La década de los años 40 constituyó el primer gran período creativo, que tuvo como escenario la ciudad de Nueva York donde el artista radicó durante casi 20 años. En 1949 viajó a Europa donde realizó diversas exposiciones. En esa década surgieron los verdaderos contemporáneos de Tamayo, como Jean Duduffetm Francis Bacon, Balthasar Balthus, Willen de Kooning. Con quienes compartió más afinidades fue con Roberto Matta y Wilfredo Lam. En esos años pintó una serie de telas violentas, a veces sombrías; otras exaltadas y siempre intensas y reconcentradas. Es aquí donde Tamayo descubrió la facultad metafórica de los colores y las formas. El cuadro se convirtió en la contrapartida plástica de la imagen poética, no en la traducción visual, el poema verbal – como ocurrió en la pintura de los surrealistas – sino en una metáfora. Tamayo creó un arte de transfiguraciones, como lo valora Octavio Paz.

En los años 50, Tamayo había consolidado su fama internacional. En el primer lustro de esa década terminó los murales Nacimiento de nuestra nacionalidad, México de hoy, Homenaje a la raza india, La noche y el día, Naturaleza muerta y dos versiones de Prometeo. Al término del decenio aprovechó los adelantos técnicos para imprimir en su obra gráfica una insólita delicadeza y una sorprendente originalidad otorgando a sus formas una gran elegancia. La litografía resulto para Tamayo una técnica adecuada para su sensibilidad y un campo de innovación.

En 1964, después de 6 años en Paris, Tamayo y su esposa, Olga, regresaron definitivamente a México. En donde habría de realizar seis murales más, entre los que se encuentra Dualidad, trabajo devenido en ícono de la pintura mexicana.
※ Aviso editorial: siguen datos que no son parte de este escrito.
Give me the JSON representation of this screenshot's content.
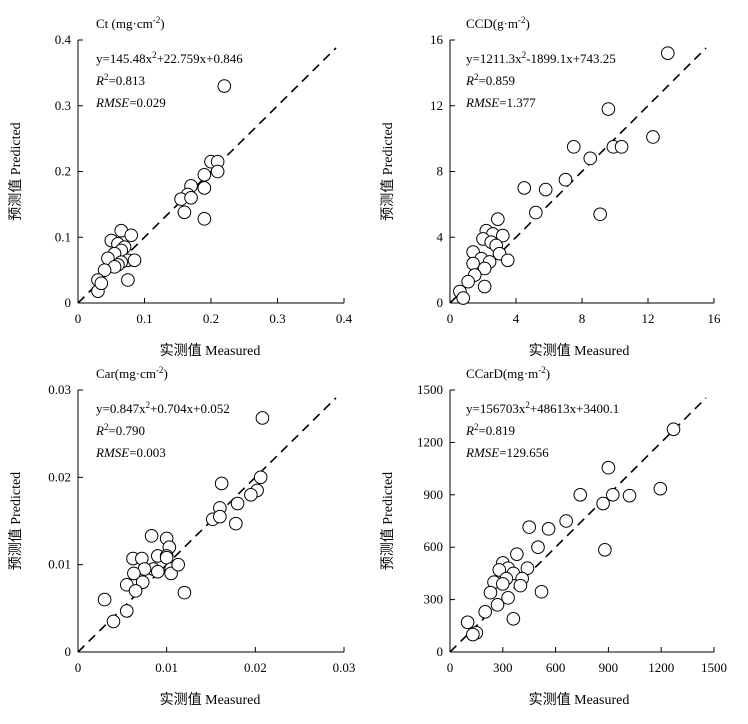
{
  "figure": {
    "x_axis_title": "实测值 Measured",
    "y_axis_title": "预测值 Predicted"
  },
  "chart_data": [
    {
      "type": "scatter",
      "title_base": "Ct",
      "title_unit": " (mg·cm",
      "title_exp": "-2",
      "title_close": ")",
      "eq_a": "y=145.48x",
      "eq_b": "+22.759x+0.846",
      "r2_value": "=0.813",
      "rmse_value": "=0.029",
      "xlim": [
        0,
        0.4
      ],
      "ylim": [
        0,
        0.4
      ],
      "xticks": [
        "0",
        "0.1",
        "0.2",
        "0.3",
        "0.4"
      ],
      "yticks": [
        "0",
        "0.1",
        "0.2",
        "0.3",
        "0.4"
      ],
      "reference_line": "1:1",
      "points": [
        [
          0.22,
          0.33
        ],
        [
          0.2,
          0.215
        ],
        [
          0.21,
          0.215
        ],
        [
          0.19,
          0.195
        ],
        [
          0.21,
          0.2
        ],
        [
          0.17,
          0.178
        ],
        [
          0.165,
          0.165
        ],
        [
          0.19,
          0.175
        ],
        [
          0.155,
          0.158
        ],
        [
          0.17,
          0.16
        ],
        [
          0.16,
          0.138
        ],
        [
          0.19,
          0.128
        ],
        [
          0.065,
          0.11
        ],
        [
          0.08,
          0.103
        ],
        [
          0.05,
          0.095
        ],
        [
          0.06,
          0.09
        ],
        [
          0.07,
          0.085
        ],
        [
          0.065,
          0.08
        ],
        [
          0.055,
          0.075
        ],
        [
          0.045,
          0.068
        ],
        [
          0.075,
          0.065
        ],
        [
          0.085,
          0.065
        ],
        [
          0.065,
          0.062
        ],
        [
          0.06,
          0.058
        ],
        [
          0.055,
          0.055
        ],
        [
          0.04,
          0.05
        ],
        [
          0.03,
          0.035
        ],
        [
          0.03,
          0.018
        ],
        [
          0.035,
          0.03
        ],
        [
          0.075,
          0.035
        ]
      ]
    },
    {
      "type": "scatter",
      "title_base": "CCD",
      "title_unit": "(g·m",
      "title_exp": "-2",
      "title_close": ")",
      "eq_a": "y=1211.3x",
      "eq_b": "-1899.1x+743.25",
      "r2_value": "=0.859",
      "rmse_value": "=1.377",
      "xlim": [
        0,
        16
      ],
      "ylim": [
        0,
        16
      ],
      "xticks": [
        "0",
        "4",
        "8",
        "12",
        "16"
      ],
      "yticks": [
        "0",
        "4",
        "8",
        "12",
        "16"
      ],
      "reference_line": "1:1",
      "points": [
        [
          13.2,
          15.2
        ],
        [
          9.6,
          11.8
        ],
        [
          12.3,
          10.1
        ],
        [
          9.9,
          9.5
        ],
        [
          10.4,
          9.5
        ],
        [
          7.5,
          9.5
        ],
        [
          8.5,
          8.8
        ],
        [
          7.0,
          7.5
        ],
        [
          4.5,
          7.0
        ],
        [
          5.8,
          6.9
        ],
        [
          5.2,
          5.5
        ],
        [
          9.1,
          5.4
        ],
        [
          2.9,
          5.1
        ],
        [
          2.2,
          4.4
        ],
        [
          2.6,
          4.2
        ],
        [
          3.2,
          4.1
        ],
        [
          2.0,
          3.9
        ],
        [
          2.5,
          3.7
        ],
        [
          2.8,
          3.5
        ],
        [
          1.4,
          3.1
        ],
        [
          3.0,
          3.0
        ],
        [
          1.9,
          2.7
        ],
        [
          2.4,
          2.5
        ],
        [
          3.5,
          2.6
        ],
        [
          1.4,
          2.4
        ],
        [
          2.1,
          2.1
        ],
        [
          1.5,
          1.7
        ],
        [
          1.1,
          1.3
        ],
        [
          2.1,
          1.0
        ],
        [
          0.6,
          0.7
        ],
        [
          0.8,
          0.3
        ]
      ]
    },
    {
      "type": "scatter",
      "title_base": "Car",
      "title_unit": "(mg·cm",
      "title_exp": "-2",
      "title_close": ")",
      "eq_a": "y=0.847x",
      "eq_b": "+0.704x+0.052",
      "r2_value": "=0.790",
      "rmse_value": "=0.003",
      "xlim": [
        0,
        0.03
      ],
      "ylim": [
        0,
        0.03
      ],
      "xticks": [
        "0",
        "0.01",
        "0.02",
        "0.03"
      ],
      "yticks": [
        "0",
        "0.01",
        "0.02",
        "0.03"
      ],
      "reference_line": "1:1",
      "points": [
        [
          0.0208,
          0.0268
        ],
        [
          0.0206,
          0.02
        ],
        [
          0.0202,
          0.0185
        ],
        [
          0.0195,
          0.018
        ],
        [
          0.018,
          0.017
        ],
        [
          0.0162,
          0.0193
        ],
        [
          0.016,
          0.0165
        ],
        [
          0.0152,
          0.0152
        ],
        [
          0.016,
          0.0155
        ],
        [
          0.0178,
          0.0147
        ],
        [
          0.0083,
          0.0133
        ],
        [
          0.01,
          0.013
        ],
        [
          0.0103,
          0.012
        ],
        [
          0.0062,
          0.0107
        ],
        [
          0.0072,
          0.0107
        ],
        [
          0.009,
          0.011
        ],
        [
          0.01,
          0.011
        ],
        [
          0.01,
          0.0108
        ],
        [
          0.0105,
          0.0095
        ],
        [
          0.0085,
          0.0095
        ],
        [
          0.0105,
          0.009
        ],
        [
          0.0113,
          0.01
        ],
        [
          0.009,
          0.0092
        ],
        [
          0.0075,
          0.0095
        ],
        [
          0.0063,
          0.009
        ],
        [
          0.0073,
          0.008
        ],
        [
          0.0055,
          0.0077
        ],
        [
          0.0065,
          0.007
        ],
        [
          0.012,
          0.0068
        ],
        [
          0.003,
          0.006
        ],
        [
          0.0055,
          0.0047
        ],
        [
          0.004,
          0.0035
        ]
      ]
    },
    {
      "type": "scatter",
      "title_base": "CCarD",
      "title_unit": "(mg·m",
      "title_exp": "-2",
      "title_close": ")",
      "eq_a": "y=156703x",
      "eq_b": "+48613x+3400.1",
      "r2_value": "=0.819",
      "rmse_value": "=129.656",
      "xlim": [
        0,
        1500
      ],
      "ylim": [
        0,
        1500
      ],
      "xticks": [
        "0",
        "300",
        "600",
        "900",
        "1200",
        "1500"
      ],
      "yticks": [
        "0",
        "300",
        "600",
        "900",
        "1200",
        "1500"
      ],
      "reference_line": "1:1",
      "points": [
        [
          1270,
          1275
        ],
        [
          900,
          1055
        ],
        [
          1195,
          935
        ],
        [
          740,
          900
        ],
        [
          925,
          900
        ],
        [
          1020,
          895
        ],
        [
          870,
          850
        ],
        [
          660,
          750
        ],
        [
          450,
          715
        ],
        [
          560,
          705
        ],
        [
          500,
          600
        ],
        [
          880,
          585
        ],
        [
          300,
          510
        ],
        [
          380,
          560
        ],
        [
          330,
          480
        ],
        [
          440,
          480
        ],
        [
          280,
          470
        ],
        [
          360,
          450
        ],
        [
          410,
          420
        ],
        [
          320,
          420
        ],
        [
          400,
          380
        ],
        [
          250,
          400
        ],
        [
          300,
          390
        ],
        [
          230,
          340
        ],
        [
          520,
          345
        ],
        [
          330,
          310
        ],
        [
          270,
          270
        ],
        [
          200,
          230
        ],
        [
          360,
          190
        ],
        [
          100,
          170
        ],
        [
          150,
          110
        ],
        [
          130,
          100
        ]
      ]
    }
  ]
}
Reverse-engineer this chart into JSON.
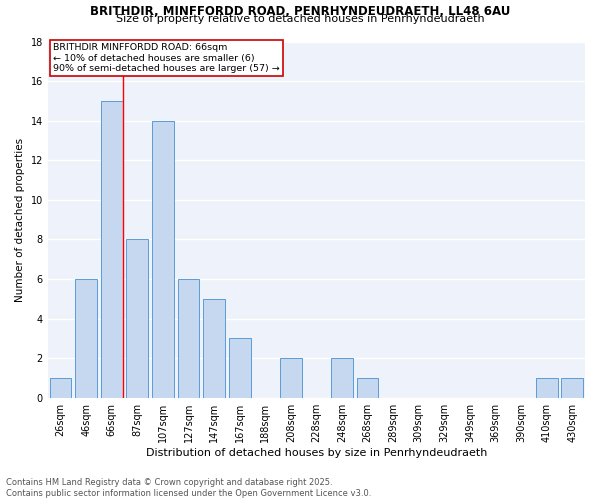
{
  "title1": "BRITHDIR, MINFFORDD ROAD, PENRHYNDEUDRAETH, LL48 6AU",
  "title2": "Size of property relative to detached houses in Penrhyndeudraeth",
  "xlabel": "Distribution of detached houses by size in Penrhyndeudraeth",
  "ylabel": "Number of detached properties",
  "categories": [
    "26sqm",
    "46sqm",
    "66sqm",
    "87sqm",
    "107sqm",
    "127sqm",
    "147sqm",
    "167sqm",
    "188sqm",
    "208sqm",
    "228sqm",
    "248sqm",
    "268sqm",
    "289sqm",
    "309sqm",
    "329sqm",
    "349sqm",
    "369sqm",
    "390sqm",
    "410sqm",
    "430sqm"
  ],
  "values": [
    1,
    6,
    15,
    8,
    14,
    6,
    5,
    3,
    0,
    2,
    0,
    2,
    1,
    0,
    0,
    0,
    0,
    0,
    0,
    1,
    1
  ],
  "bar_color": "#c5d8f0",
  "bar_edgecolor": "#5b9bd5",
  "redline_index": 2,
  "annotation_text": "BRITHDIR MINFFORDD ROAD: 66sqm\n← 10% of detached houses are smaller (6)\n90% of semi-detached houses are larger (57) →",
  "annotation_box_color": "#ffffff",
  "annotation_box_edgecolor": "#cc0000",
  "ylim": [
    0,
    18
  ],
  "yticks": [
    0,
    2,
    4,
    6,
    8,
    10,
    12,
    14,
    16,
    18
  ],
  "background_color": "#eef2fa",
  "grid_color": "#ffffff",
  "footer": "Contains HM Land Registry data © Crown copyright and database right 2025.\nContains public sector information licensed under the Open Government Licence v3.0.",
  "title1_fontsize": 8.5,
  "title2_fontsize": 8,
  "xlabel_fontsize": 8,
  "ylabel_fontsize": 7.5,
  "tick_fontsize": 7,
  "annotation_fontsize": 6.8,
  "footer_fontsize": 6
}
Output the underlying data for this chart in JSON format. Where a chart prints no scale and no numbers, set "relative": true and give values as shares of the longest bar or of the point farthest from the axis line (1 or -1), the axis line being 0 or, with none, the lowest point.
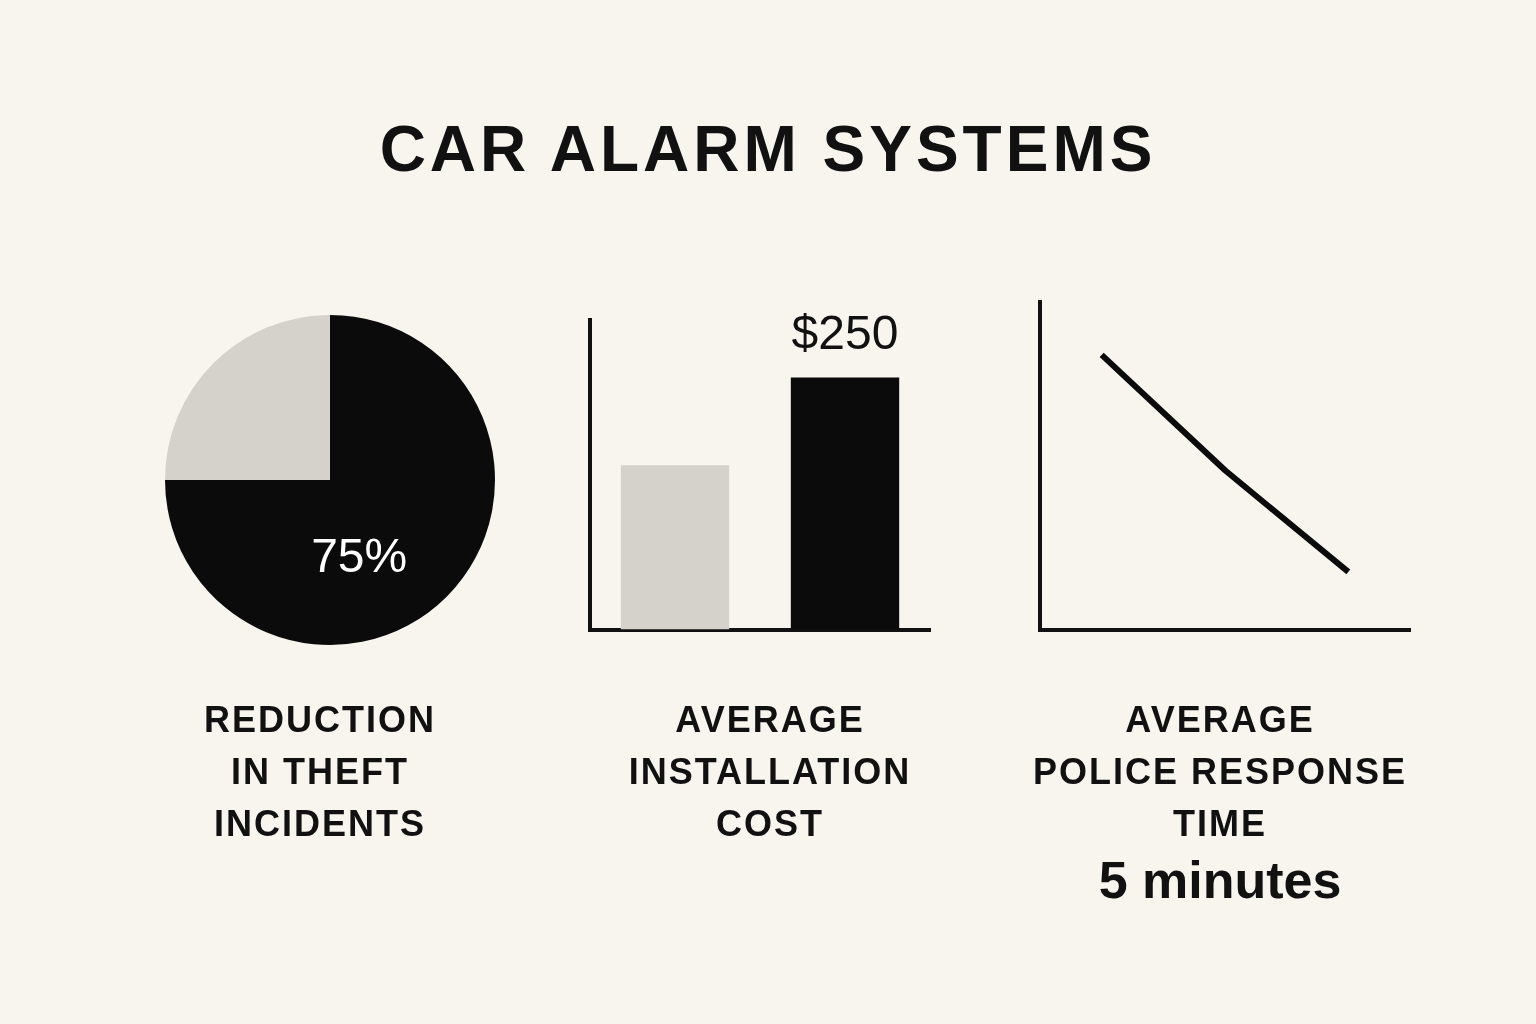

En la gráfica logro no sólo virtuosismo sino que expandió su inagotable inventiva.

La creación pictórica y la obra seriada del artista corrieron de manera paralela en los años 70. En la pintura eliminó lo superfluo con inteligente disciplina ordenadora y depurada. En la gráfica introdujo diversos materiales y usó el collage logrando ilimitadas posibilidades en la textura y calidad de sus obras. A mediados de la década empezó a ensayar con un nuevo proceso hasta lograr, junto con Luis Remba, director del Taller de Gráfica Mexicana, la mixografía. Ambos diseñaron nuevas herramientas y maquinaria especial para integrar color y textura al papel convirtiéndose en sustancia y parte del mismo.

En la octava década de su vida, el rigor plástico y la imaginación que transfiguraba al objeto son los polos donde se define la pintura de Tamayo. La compleja síntesis a la que llegó el creador incluía el arte prehispánico, el arte popular y rasgos de las distintas vanguardias internacionales. La obra del artista puede sintetizarse en las siguientes palabras de Octavio Paz: “el elemento reflexivo es la mitad de Tamayo, la otra mitad es la pasión que nunca se degrada… la belleza no es proporción ideal ni simetría sino carácter, energía, ruptura, expresión.”

En 1990 terminó el que sería su último cuadro, El muchacho del violín. Murió el 24 de junio de 1991. Sus restos fueron depositados en el museo de arte contemporáneo que fundó en la Ciudad de México y que lleva su nombre.

Sobre su trabajo Tamayo expreso “…en cierta forma toda mi obra habla de amor. Llegué a la conclusión de que el amor es la mejor razón para vivir… amor en un sentido universal… amor a la naturaleza, a los objetos, al trabajo mismo… contemplo la tierra y el espacio, observo, pinto y siento que va surgiendo en mí un gran amor”.